Today, I Think We Have A Direction and Rationale
I just posted my reasoning for why I think this should be true:
>> print ["abc" [] "def"]
abc def
Rebol2 and Red throw in two spaces and that's no good.
If BLOCK! is going to be an aggregator for material inside of PRINT then the base case needs to basically act as if no material is there. Otherwise it's mostly useless, e.g. it couldn't be used for indentation:
print [collect [repeat indent [keep tab]]], "what if indent is 0?"]
With that laid down I think it's safe to say that we want what's in a BLOCK! to be considered as being pre-reduced. But also, that it be unspaced.
>> word: "part"
== "part"
>> print ["Mixing" ["unspaced" word] "with" "spaced" word]
Mixing unspacedword with spaced part
We have a nice tool now with GET-BLOCK! that will reduce, so you have every tool on hand:
>> print ["Mixing" :["unspaced" word] "with" "spaced" word]
Mixing unspacedpart with spaced part
Invariant For BLOCK! Inside DELIMIT (hence PRINT, etc)
So I came up with a good model for what the BLOCK! inside of the PRINT above will do.
It does the same thing that APPEND of a BLOCK! to a string would do.

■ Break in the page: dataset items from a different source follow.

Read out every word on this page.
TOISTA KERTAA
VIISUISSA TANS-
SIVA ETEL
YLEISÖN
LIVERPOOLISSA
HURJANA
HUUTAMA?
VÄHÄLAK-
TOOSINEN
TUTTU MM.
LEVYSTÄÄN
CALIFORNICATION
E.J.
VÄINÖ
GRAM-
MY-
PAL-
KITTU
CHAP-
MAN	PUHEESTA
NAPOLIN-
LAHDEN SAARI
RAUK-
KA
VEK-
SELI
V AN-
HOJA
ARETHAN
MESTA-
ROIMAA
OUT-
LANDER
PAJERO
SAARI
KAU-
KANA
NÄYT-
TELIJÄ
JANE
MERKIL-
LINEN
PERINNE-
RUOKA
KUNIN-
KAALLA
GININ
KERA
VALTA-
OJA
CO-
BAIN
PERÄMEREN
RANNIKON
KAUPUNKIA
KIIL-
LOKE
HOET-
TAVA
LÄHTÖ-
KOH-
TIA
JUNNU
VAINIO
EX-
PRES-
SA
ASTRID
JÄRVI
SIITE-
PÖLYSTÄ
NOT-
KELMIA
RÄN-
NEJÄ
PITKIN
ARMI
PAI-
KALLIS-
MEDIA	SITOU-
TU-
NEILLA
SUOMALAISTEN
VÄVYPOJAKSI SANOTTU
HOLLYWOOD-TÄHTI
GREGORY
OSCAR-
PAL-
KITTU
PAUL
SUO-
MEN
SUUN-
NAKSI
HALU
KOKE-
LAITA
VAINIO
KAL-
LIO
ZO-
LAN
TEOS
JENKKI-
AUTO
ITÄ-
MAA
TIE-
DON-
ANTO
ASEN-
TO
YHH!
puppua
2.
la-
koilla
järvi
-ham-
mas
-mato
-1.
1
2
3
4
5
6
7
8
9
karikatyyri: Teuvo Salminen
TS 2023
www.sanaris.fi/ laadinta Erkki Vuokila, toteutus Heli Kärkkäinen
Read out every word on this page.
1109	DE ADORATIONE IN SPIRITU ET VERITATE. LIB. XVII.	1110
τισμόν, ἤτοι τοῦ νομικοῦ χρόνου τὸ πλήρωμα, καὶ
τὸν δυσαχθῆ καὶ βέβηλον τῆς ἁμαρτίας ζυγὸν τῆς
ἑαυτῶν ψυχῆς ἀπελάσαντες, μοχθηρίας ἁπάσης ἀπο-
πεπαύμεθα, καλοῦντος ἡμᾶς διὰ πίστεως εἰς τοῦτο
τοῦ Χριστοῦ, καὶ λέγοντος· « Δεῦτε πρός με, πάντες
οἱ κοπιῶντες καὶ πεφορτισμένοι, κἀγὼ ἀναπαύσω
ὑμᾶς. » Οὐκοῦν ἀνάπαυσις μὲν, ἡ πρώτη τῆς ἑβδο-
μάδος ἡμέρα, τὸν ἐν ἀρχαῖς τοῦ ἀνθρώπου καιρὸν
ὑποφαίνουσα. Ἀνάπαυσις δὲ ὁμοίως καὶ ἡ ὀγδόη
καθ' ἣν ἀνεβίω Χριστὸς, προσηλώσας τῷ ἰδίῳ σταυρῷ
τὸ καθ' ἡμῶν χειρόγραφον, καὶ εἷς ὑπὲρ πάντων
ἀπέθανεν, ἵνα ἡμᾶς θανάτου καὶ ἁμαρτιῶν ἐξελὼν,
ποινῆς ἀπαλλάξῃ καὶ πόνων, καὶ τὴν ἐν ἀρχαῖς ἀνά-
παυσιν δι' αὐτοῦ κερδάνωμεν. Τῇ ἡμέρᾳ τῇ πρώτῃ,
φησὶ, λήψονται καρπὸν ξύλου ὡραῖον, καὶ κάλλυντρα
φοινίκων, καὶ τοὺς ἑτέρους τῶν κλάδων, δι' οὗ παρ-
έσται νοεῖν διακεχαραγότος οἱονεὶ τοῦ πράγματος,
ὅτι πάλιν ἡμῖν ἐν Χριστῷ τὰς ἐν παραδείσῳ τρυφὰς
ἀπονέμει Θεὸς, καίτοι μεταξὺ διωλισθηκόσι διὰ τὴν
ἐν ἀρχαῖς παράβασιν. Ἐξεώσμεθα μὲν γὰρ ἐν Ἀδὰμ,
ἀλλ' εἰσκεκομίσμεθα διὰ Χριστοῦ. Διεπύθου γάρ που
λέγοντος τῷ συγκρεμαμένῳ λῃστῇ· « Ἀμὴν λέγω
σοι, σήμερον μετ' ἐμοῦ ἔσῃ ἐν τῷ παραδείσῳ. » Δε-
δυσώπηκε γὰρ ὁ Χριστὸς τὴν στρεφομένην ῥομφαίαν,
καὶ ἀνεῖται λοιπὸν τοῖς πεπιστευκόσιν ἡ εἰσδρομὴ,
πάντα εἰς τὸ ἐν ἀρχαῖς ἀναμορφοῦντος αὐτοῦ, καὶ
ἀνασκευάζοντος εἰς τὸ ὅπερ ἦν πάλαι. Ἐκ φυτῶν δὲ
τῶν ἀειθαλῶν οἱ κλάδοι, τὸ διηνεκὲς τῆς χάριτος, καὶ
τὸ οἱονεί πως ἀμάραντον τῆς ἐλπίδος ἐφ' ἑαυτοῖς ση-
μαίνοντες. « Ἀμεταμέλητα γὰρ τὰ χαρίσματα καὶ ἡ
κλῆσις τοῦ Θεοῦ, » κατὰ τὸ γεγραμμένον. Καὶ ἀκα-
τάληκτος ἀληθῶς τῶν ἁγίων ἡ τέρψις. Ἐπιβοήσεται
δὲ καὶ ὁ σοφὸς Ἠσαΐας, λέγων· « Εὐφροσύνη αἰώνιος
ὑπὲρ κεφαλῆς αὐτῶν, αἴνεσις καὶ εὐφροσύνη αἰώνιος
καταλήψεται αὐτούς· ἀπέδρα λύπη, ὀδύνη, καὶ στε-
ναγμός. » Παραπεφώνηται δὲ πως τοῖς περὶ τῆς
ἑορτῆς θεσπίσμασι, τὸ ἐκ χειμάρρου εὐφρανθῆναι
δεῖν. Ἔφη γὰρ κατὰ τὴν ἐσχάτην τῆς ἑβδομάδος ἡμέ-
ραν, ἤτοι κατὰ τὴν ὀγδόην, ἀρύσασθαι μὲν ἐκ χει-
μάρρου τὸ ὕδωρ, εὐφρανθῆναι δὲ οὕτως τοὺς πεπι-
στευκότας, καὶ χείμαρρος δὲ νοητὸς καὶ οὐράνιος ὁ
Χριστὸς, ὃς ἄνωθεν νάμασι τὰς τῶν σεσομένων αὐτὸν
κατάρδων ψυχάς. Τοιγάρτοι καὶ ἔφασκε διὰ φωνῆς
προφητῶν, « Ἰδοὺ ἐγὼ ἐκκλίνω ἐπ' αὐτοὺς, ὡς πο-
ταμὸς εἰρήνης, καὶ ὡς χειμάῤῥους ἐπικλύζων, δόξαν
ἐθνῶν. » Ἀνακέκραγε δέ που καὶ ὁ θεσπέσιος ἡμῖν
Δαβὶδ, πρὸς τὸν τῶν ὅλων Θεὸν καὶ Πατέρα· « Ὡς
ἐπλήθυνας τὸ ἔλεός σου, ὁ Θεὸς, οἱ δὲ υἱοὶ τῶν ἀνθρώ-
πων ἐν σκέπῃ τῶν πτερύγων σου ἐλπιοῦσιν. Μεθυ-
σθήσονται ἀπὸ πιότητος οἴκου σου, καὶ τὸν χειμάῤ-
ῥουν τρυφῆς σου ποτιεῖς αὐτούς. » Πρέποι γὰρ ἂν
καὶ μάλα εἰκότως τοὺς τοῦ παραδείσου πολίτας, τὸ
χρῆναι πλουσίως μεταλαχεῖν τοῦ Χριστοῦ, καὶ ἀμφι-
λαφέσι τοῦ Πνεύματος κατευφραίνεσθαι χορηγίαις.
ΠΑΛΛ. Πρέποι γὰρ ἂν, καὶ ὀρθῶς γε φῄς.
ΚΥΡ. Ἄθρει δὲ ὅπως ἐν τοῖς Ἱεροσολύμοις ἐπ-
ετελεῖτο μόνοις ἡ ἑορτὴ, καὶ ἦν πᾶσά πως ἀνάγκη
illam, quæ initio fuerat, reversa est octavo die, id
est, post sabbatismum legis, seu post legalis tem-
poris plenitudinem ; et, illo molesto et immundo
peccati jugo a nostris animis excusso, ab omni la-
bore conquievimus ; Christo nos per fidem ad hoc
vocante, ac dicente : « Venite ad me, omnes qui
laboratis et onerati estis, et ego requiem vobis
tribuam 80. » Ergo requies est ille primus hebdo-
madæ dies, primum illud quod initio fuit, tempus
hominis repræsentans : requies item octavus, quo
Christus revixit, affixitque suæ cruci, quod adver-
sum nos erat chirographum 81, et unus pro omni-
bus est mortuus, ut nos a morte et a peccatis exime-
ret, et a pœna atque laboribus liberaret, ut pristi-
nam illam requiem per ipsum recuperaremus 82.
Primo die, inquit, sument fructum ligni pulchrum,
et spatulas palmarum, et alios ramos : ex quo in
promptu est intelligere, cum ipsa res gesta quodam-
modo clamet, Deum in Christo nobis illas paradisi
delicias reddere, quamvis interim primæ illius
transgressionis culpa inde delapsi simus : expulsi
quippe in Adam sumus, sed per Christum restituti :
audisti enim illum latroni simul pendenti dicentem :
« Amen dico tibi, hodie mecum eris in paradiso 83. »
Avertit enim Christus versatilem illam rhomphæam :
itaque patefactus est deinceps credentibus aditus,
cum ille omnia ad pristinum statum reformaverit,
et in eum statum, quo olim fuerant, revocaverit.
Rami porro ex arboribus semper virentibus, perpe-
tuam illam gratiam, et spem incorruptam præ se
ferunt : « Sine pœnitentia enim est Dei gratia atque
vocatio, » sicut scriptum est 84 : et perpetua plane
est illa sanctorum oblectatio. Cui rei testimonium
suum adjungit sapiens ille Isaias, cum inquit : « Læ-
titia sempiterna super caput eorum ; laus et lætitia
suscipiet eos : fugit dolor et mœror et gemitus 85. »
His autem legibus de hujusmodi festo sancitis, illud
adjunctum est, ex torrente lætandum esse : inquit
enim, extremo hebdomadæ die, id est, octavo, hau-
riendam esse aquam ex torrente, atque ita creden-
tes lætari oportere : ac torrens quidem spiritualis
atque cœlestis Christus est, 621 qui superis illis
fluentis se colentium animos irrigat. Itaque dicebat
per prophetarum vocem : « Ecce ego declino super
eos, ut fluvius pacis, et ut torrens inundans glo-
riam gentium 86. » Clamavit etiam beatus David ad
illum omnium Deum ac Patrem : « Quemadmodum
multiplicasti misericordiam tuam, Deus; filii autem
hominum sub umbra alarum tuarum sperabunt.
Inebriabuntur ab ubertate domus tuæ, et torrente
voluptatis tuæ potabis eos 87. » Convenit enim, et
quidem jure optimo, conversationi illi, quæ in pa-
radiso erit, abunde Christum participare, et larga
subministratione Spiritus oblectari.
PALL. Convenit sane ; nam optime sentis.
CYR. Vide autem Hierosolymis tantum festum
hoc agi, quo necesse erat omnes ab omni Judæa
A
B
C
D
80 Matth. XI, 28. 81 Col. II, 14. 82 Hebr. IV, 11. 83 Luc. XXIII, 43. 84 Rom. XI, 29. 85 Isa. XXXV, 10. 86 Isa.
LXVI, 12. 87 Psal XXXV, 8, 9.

>> append copy {} ["unspaced" word]
== "unspacedword"
Whatever that is, that's what happens with blocks in print. So it's not FORM-ing, and no spaces. It's the behavior of raw material being appended blockwise to a string.
This keeps us from having to define a separate new behavior. It doesn't define that behavior, so we're not out of the woods. But as I say, it's a slow process...one step at a time.